Match Report Sponsored By Grant Saw Wealth Management
Within six minutes of resumption, Charlton surprised nobody more than themselves by scoring twice to seize the initiative. Ever ready to attack, Wiggins forced a left wing corner off Luke Ayling, Jackson swung the flagkick outwards and Dorian Dervite’s bullet header finished the job. Riding the momentum, the Addicks struck again almost immediately; Poyet’s fine overhead pass freed Reza near the right byline, the Iranian’s low cross was pushed out by Dunn and Sordell couldn’t – and didn’t – miss from the six-yard line.
This kid Poyet. What remains to be said about him? Celebrating his 19th birthday in style, the boy-man was some kind of midfield hybrid, a mixture of snarling mongrel and polished pedigree without an apparent weakness in his repertoire (well, maybe a useful goal from time to time). His influence during this desperate relegation has been profound while, at his elbow, Jordan Cousins has been equally impressive. In the hands of such babes rests Charlton’s Championship future.

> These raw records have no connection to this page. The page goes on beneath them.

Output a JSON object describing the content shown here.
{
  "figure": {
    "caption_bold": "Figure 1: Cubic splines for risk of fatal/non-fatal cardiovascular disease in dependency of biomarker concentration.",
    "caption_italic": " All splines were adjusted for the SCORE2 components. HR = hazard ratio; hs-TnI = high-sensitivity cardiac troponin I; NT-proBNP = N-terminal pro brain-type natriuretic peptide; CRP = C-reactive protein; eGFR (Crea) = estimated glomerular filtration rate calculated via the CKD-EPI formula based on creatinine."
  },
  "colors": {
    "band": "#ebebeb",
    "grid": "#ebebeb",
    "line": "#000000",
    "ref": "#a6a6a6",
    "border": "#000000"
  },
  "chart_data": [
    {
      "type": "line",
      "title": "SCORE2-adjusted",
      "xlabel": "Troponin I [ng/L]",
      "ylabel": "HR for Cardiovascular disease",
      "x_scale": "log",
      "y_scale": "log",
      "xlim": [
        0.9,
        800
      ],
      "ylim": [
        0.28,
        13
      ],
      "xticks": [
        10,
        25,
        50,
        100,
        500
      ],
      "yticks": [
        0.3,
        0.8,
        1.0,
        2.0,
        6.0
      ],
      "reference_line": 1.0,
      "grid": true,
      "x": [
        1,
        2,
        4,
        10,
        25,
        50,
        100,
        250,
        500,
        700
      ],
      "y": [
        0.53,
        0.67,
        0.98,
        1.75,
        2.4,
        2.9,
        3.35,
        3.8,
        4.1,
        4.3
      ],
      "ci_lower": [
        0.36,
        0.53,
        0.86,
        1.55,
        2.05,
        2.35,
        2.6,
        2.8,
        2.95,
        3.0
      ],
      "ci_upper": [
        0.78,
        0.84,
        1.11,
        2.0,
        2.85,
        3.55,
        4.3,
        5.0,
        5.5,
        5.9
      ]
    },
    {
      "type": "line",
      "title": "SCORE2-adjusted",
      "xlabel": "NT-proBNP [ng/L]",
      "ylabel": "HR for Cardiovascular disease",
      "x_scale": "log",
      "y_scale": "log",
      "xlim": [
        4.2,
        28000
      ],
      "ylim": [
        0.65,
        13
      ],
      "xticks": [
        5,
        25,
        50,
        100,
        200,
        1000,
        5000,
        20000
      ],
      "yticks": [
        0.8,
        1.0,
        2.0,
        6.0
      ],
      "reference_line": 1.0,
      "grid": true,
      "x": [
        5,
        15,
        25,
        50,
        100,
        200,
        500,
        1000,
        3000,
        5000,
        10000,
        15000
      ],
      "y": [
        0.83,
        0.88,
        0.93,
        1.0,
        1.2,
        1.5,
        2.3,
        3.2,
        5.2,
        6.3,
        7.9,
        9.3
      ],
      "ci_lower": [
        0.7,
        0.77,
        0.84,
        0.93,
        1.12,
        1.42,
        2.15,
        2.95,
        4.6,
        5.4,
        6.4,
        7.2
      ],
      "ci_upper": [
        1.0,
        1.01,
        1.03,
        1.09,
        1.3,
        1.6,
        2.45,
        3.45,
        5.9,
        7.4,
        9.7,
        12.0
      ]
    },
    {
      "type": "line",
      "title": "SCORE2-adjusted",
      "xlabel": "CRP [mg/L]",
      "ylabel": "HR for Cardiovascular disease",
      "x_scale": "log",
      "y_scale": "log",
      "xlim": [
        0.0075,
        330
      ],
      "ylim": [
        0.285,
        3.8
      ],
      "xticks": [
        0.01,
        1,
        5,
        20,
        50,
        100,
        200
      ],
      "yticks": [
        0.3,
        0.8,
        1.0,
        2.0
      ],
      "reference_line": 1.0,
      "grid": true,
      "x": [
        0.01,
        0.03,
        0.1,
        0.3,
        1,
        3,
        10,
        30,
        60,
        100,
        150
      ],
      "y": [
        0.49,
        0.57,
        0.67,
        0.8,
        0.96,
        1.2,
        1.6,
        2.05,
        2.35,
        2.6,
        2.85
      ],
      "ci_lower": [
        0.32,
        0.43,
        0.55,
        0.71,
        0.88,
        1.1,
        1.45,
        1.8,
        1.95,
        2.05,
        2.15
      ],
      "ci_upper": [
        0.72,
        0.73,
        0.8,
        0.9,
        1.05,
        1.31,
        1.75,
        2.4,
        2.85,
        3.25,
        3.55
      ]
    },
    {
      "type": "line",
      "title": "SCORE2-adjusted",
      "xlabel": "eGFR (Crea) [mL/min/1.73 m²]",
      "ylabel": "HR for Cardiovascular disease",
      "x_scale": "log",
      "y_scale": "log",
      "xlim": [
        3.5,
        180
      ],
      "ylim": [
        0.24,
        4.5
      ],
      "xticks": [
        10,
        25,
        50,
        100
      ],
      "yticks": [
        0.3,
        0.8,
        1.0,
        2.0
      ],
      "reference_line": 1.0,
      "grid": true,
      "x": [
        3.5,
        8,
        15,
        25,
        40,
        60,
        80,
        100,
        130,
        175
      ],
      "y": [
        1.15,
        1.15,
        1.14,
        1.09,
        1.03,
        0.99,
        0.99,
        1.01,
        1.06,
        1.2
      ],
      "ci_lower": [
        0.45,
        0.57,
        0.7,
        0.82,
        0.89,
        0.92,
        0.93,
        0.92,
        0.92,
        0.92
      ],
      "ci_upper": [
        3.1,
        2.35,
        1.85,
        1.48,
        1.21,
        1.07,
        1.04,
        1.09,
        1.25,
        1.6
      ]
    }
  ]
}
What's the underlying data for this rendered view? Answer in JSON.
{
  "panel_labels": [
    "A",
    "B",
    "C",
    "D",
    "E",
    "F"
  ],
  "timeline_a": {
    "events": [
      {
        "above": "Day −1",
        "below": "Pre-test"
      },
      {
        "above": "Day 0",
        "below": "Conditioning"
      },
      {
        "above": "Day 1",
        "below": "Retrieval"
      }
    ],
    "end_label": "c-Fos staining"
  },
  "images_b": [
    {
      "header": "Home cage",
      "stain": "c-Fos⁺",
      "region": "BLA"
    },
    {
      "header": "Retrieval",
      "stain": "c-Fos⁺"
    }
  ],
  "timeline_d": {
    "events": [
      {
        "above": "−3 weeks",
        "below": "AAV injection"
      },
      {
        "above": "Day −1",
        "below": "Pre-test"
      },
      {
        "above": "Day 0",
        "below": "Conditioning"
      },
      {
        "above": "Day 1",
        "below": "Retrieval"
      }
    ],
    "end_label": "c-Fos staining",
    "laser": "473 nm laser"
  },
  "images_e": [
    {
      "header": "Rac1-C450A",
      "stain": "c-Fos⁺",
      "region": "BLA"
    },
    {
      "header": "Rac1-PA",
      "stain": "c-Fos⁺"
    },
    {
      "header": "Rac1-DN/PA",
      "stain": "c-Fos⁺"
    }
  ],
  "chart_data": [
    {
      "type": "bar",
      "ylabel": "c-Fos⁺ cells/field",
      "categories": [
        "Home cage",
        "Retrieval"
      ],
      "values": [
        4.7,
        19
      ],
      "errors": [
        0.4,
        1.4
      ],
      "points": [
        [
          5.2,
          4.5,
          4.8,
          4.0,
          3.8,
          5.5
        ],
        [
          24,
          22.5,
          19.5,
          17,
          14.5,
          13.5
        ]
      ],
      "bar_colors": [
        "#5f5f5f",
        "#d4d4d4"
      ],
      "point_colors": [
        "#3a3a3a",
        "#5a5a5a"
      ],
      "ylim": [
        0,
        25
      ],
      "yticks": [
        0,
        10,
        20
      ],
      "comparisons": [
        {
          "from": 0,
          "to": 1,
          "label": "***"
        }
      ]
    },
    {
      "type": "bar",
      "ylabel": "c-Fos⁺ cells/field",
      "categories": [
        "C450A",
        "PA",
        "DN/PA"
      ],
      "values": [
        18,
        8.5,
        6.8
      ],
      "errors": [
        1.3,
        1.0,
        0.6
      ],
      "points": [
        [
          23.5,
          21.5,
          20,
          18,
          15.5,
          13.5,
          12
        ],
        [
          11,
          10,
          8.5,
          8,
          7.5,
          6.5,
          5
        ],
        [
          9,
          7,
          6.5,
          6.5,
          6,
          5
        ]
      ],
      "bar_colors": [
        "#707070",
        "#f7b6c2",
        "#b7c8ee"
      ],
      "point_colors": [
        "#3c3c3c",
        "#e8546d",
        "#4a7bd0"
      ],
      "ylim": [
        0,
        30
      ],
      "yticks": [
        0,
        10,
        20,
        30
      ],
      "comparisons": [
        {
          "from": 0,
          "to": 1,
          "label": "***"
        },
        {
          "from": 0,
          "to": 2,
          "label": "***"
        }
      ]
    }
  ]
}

Charlton being unreliably Charlton, of course, there was to be no comfortable cruise to the line. With a quarter hour remaining, a Keystone Kops mix-up involving Wood and Hamer left substitute Kieffer Moore the formality of reducing the deficit in front of a gaping net. An incorrectly awarded throw-in had started the move but Riga made no big deal about it.
Nor did affable Town boss Gary Johnson make anything of a storm-in-a-teacup incident involving a hygiene-conscious ball boy (you just can’t help some people) and a steward who “confused” a throw-in with a goalkick but was clearly dedicated to getting it right. Both managers were grilled tenaciously about the “turning point” by a reporter, possibly from the Yeovil Bugle. Blimey, the bloke birddogged it. Mind you, I knew how he felt.
The last word belongs to a third manager who took large liberties last night in the far north. Actually I think I’ll have the last word on his behalf instead Cheers for that, Uwe Rosler. But even more sincere cheers for Arsenal in your semi-final on Saturday. C’mon you Gooners!
Knock ’em for six!
Charlton: Hamer, Morrison, Dervite, Wood, Wiggins, Ghoochannejhad (Harriott 79), Cousins, Poyet, Jackson, Adjarevic (Obika 75), Sordell (Cort 89). Not used: Thuram-Ulien, Hughes, Pigott, Fox.
Yeovil: Dunn, Ayling, McAllister, Edwards, Duffy, Webster, Lawrence, Hayter, Davis, Ralls (Palazuelos 80), Grant (Moore 62). Not used: Stech, Dawson, Hoskins, Lanzoni, Nana Twumasi. Booked: Webster, Ralls, Palazuelos.
Referee: G. Scott. Att: 15,430 (657 visiting).